Municipal election in Canada

The 1899 municipal election was held December 11, 1899. It was the first municipal election in which only a portion of the aldermen were to be elected; in 1898, three of the six aldermen elected were elected to two-year terms in preparation for a system in which only half of the aldermen would be up for election each year. Kenneth McLeod, Alfred Jackson, and Kenneth W. MacKenzie were all only halfway through their two-year terms at the time of the election. However, MacKenzie resigned in order to become mayor, leaving council with four vacancies.
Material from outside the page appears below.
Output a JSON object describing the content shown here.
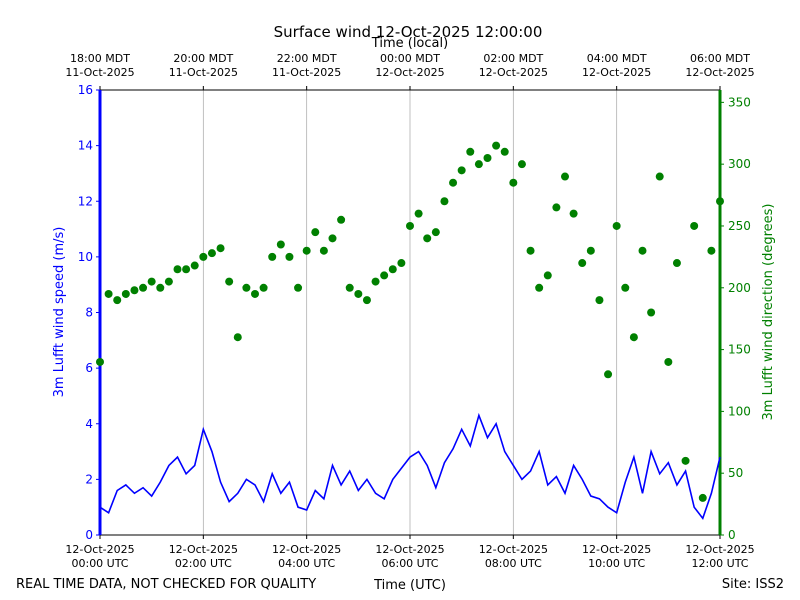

Only three were filled by the election; council appointed Henry Goodridge to fill the fourth seat until the 1900 election.

==Voter turnout==

221 ballots were cast out of 613 eligible voters, for a turnout of 36.0%.

==Results==

(bold indicates elected, italics indicate incumbent)

===Mayor===

Kenneth W. MacKenzie was acclaimed as mayor.

===Aldermen===

- Robert Lee - 156
- Colin Strang - 147
- Alfred Brown - 124

Information about defeated candidates for this election is no longer available.

===Public school trustees===

Matthew McCauley, William Short, Colin Strang, Alex Taylor, and Hedley C. Taylor were elected. Detailed results are no longer available.

===Separate (Catholic) school trustees===

Nicolas Dubois Dominic Beck, Joseph Henri Picard, Antonio Prince, and Georges Roy were elected. Detailed results are no longer available.